Well, friends. Welcome back into this place. This time last week we were in the midst of a new and different experience as we worshipped with our friends from Epworth…. at Epworth. Over the 4+ years I’ve been pastor here, we’ve worshipped with other congregations—St. John’s Lutheran, Druid Hills Baptist, and even Epworth. Each one of those experiences have been here. In this place.
Also, we’ve been living with the idea of this community of faith being in new, renewed, or reconfigured place for over a year an a half, and since last November, have tasked a group lead us in that work when we had our called charge conference last year to adopt our Planning Committee Report.
That’s a lot. We as a church have thought, dreamed, discussed.
But last Sunday was different. Last Sunday made all of this real. And it did so in a way that took many by surprise.
Emotions welled up. Anxieties appeared. Questions rose.
But that’s not all.
Space for possibilities were created, energy was palpable, and permission to ask “What if….” These were all present too.
And you know what? That all okay. That’s all natural. Hopes, anxieties, and everything in between are part of our natural, human response to new possibilities.
Reflecting on today’s Gospel Lesson, I think that for many of us, when we think about the community of faith gathering, hearing the word and responding, we think of Acts chapter 2 and the first Pentecost. Someone stands up, preaches, and thousands of people join the church on one day. That sounds enticing. It sounds easy. And there’s plenty of folk selling their latest book wanting you to think that they did something very similar, when in all honest truth, most of that was circumstantial mixed in with a little hard work.
But friends, while we know there’s joy in our work and life as church, we also know that the script doesn’t always work out that way.
Sometimes, faithful church work is hard, difficult—like when we surprise ourselves with feelings and emotions that we did not expect, or when change scares us when we let ourselves think that change means that we might get lost in the shuffle, might get forgotten.
In times like these, the Wesley Covenant Prayer, with it’s affirming of being put to use or put aside, being given all things or being placed in poverty, being placed in a posture of greatness or of meekness… in the midst of all this we are still God’s and God is still God. That’s helpful.
But for me, I think it is essential to simply recognize and name that faithful discipleship—the kind that does not veer away from difficult, complex questions—isn’t easy work. Its real life. Its messy. Its incarnational. Its the life Jesus calls us into.
This life that Jesus calls us into transforms us, not just once, but continually in process over a lifetime. And that means sometimes we have good days when we feel we could take on the gates of hell. There’s other days when we wonder if God is even there or exists. And there’s countless number of days that are somewhere in between.
But you know what?
Even on the days when anxieties are real, even the days when it seems impossible to believe, God is still God, God abides…. abides ever so closely to us to be present without smothering us…. not so much waiting for us to have a good day or for the bad days to subside, but simply because God is God and God loves each one of us. Yes, God loves you.

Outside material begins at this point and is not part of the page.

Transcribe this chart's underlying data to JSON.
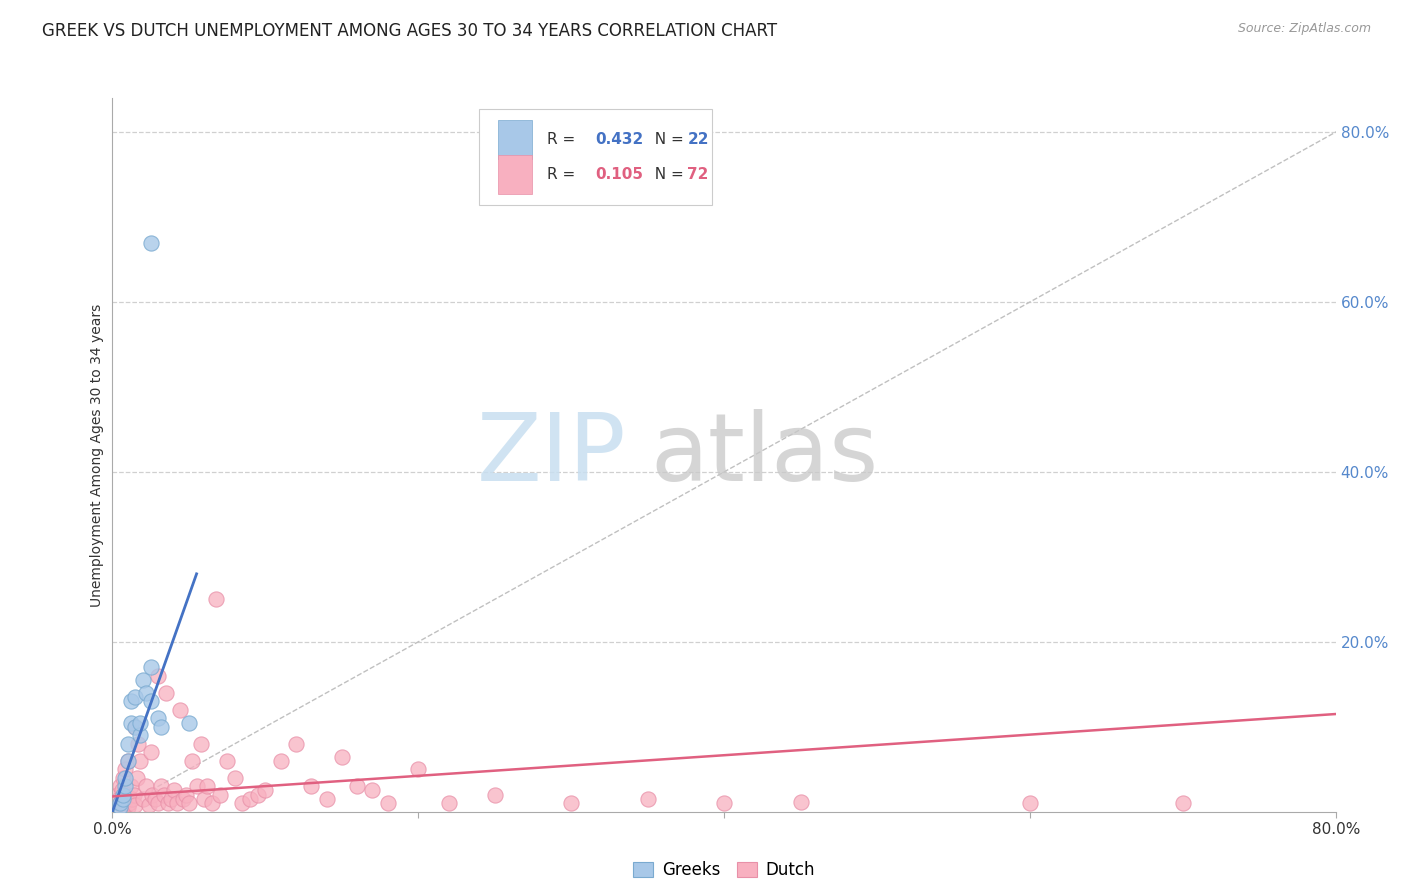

Y’all, I know that the season our church is in is not easy. It might be exciting, it might be scary. It might be somewhere in between… or both. But however you describe it, its not easy. And it is nothing we can turn our face away from, wishing it weren’t reality. But this is what Jesus has called this community of faith, in this season, to be about.

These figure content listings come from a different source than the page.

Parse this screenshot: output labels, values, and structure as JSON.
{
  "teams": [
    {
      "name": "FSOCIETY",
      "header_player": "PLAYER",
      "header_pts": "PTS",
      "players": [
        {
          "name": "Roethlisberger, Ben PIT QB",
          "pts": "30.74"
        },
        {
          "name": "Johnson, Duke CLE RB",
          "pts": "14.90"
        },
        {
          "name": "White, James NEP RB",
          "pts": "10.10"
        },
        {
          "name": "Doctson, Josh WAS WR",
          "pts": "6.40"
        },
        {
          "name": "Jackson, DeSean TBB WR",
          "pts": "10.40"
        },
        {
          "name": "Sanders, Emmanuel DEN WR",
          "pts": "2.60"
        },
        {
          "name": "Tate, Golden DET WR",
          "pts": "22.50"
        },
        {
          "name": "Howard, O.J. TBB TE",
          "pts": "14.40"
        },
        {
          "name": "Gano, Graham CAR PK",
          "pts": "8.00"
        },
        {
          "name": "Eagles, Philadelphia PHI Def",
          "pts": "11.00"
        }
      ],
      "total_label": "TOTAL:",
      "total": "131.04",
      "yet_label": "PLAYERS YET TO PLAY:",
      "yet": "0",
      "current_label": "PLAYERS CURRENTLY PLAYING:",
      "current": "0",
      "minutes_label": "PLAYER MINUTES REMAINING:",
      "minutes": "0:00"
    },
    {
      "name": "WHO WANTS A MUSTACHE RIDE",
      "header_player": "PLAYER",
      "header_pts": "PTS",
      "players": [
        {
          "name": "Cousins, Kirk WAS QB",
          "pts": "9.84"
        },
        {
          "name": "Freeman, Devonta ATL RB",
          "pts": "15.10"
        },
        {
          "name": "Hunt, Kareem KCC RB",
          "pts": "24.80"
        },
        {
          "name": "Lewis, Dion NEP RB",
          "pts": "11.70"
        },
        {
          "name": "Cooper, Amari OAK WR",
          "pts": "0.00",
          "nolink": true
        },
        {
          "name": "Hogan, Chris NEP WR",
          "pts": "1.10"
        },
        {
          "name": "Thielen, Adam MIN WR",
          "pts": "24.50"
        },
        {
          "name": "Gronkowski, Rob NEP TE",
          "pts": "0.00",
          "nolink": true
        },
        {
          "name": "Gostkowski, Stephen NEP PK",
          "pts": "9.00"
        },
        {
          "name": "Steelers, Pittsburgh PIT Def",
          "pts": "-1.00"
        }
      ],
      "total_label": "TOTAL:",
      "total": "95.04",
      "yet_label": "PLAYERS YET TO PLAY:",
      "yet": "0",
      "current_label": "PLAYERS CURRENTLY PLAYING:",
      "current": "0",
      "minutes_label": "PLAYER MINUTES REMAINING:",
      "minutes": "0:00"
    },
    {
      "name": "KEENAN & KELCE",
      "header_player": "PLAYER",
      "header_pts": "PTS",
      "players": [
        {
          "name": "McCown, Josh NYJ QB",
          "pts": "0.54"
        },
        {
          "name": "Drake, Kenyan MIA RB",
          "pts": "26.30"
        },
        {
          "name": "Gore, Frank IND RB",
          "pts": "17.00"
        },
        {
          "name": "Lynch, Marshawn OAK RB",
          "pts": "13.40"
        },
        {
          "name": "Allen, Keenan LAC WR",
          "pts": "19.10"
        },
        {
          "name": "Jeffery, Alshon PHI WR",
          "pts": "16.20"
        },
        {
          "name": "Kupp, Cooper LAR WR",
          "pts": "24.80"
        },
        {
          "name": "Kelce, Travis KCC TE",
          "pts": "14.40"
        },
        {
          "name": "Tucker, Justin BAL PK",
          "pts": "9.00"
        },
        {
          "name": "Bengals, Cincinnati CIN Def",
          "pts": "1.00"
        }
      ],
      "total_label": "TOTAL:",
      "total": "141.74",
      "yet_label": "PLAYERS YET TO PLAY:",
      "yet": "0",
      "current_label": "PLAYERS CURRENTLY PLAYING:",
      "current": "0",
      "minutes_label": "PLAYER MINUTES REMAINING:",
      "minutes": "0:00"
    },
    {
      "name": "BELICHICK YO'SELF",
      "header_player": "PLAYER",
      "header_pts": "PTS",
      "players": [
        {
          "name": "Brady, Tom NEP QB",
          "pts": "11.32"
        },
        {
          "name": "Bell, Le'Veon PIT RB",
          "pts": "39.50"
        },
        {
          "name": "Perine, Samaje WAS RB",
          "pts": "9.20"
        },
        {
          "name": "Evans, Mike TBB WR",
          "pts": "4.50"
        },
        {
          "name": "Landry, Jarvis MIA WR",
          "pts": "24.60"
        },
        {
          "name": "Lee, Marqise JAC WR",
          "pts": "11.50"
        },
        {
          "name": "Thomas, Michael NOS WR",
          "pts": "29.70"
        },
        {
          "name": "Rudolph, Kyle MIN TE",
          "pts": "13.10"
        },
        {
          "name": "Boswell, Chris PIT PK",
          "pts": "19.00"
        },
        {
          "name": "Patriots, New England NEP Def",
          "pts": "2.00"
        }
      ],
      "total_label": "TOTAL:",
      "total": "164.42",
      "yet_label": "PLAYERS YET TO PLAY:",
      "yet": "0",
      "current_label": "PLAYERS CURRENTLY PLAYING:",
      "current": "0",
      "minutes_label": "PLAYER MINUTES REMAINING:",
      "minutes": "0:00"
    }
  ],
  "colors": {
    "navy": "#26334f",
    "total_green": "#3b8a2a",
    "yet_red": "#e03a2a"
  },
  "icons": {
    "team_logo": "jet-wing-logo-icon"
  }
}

We’re wrestling with big questions of identity, mission, core values. We’re not simply talking about color of carpet or who didn’t turn out the lights last night. We’re not even talking about something as simple as how to fix the air conditioner.

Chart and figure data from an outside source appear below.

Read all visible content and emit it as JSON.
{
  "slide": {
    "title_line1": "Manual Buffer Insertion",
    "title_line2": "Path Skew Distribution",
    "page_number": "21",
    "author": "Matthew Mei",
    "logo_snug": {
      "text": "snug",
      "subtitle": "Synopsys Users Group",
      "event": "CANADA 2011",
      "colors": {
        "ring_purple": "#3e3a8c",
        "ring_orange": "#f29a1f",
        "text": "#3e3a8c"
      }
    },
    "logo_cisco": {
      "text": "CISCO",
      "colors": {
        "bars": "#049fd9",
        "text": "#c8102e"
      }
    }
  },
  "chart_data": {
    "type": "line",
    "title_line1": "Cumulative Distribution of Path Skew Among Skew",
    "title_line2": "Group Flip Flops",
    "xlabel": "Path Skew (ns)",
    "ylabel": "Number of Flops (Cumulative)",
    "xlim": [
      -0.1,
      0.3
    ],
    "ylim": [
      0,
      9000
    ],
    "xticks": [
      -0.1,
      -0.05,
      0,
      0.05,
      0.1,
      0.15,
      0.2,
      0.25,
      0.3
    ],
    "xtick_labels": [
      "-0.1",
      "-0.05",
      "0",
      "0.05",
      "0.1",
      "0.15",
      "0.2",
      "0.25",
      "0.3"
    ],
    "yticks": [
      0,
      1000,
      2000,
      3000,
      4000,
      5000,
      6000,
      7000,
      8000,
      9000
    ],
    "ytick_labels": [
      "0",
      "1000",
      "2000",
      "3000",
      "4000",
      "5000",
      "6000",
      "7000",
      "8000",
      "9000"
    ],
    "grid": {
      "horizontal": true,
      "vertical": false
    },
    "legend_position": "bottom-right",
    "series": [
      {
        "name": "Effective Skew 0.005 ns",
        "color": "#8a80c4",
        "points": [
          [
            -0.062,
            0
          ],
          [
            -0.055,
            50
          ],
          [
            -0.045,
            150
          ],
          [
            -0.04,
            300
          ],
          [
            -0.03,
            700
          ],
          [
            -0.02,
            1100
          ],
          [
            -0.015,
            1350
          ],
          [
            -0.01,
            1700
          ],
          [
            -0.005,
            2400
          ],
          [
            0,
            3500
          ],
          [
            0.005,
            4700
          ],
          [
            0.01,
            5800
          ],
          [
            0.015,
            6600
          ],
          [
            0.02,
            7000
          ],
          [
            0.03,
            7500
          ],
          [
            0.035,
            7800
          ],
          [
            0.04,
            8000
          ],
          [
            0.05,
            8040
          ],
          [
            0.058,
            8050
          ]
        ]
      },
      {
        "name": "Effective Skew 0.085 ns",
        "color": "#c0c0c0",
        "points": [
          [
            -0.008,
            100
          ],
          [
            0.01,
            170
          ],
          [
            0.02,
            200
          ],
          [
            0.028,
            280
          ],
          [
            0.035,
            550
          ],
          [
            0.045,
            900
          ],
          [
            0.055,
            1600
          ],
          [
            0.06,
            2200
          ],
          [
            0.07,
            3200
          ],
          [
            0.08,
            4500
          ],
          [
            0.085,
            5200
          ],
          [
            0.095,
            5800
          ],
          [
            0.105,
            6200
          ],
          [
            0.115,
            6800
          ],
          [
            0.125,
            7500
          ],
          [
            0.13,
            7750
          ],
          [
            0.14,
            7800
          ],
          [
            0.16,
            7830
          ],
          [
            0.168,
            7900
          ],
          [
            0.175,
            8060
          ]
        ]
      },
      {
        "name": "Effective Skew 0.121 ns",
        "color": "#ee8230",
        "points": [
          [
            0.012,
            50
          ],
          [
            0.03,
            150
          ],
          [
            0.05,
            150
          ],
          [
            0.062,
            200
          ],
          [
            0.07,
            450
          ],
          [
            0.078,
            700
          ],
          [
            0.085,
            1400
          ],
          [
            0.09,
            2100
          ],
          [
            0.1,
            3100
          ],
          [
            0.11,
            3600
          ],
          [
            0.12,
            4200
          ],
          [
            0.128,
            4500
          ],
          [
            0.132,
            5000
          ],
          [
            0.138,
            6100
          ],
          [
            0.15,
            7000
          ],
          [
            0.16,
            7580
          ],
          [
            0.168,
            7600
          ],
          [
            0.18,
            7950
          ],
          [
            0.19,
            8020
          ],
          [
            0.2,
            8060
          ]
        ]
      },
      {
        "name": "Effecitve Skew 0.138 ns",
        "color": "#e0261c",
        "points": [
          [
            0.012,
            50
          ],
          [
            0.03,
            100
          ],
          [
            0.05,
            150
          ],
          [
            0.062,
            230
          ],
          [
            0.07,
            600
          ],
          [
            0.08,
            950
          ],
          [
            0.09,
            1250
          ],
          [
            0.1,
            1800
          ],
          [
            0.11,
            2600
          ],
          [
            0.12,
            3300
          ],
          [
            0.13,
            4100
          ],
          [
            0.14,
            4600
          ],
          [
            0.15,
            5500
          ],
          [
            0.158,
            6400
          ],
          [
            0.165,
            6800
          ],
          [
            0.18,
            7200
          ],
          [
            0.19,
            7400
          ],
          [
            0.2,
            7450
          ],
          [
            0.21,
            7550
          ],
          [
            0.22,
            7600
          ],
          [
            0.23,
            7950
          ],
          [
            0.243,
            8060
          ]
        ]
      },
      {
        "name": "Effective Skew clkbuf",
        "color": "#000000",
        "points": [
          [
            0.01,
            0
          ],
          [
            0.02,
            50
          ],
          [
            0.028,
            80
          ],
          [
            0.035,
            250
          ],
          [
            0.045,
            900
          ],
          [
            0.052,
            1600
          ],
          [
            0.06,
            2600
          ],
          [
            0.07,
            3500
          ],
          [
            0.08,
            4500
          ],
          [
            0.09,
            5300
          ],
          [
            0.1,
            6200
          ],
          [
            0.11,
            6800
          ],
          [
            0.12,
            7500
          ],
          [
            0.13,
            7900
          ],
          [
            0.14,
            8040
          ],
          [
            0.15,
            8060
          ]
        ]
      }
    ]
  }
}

We’re trying to be the best stewards of all we have received, from God and from those who cam before us, and trying out best to pass it on to those who will be living out their faith in community long after you and I are gone from this earth.
And in times like this, I can think nothing better than the closing back and forth:
Jesus asked the Disciples, “Do you also wish to go away?”
Simon Peter answered him, “Lord, to whom can we go? You have the words of eternal life. We have come to believe and know that you are the Holy One of God.”
May we have the grace to see that we have this need to be nowhere but near the one who has the words of eternal life, the Holy One of God, in the good days, the difficult days ,and all those in between let us be near to God.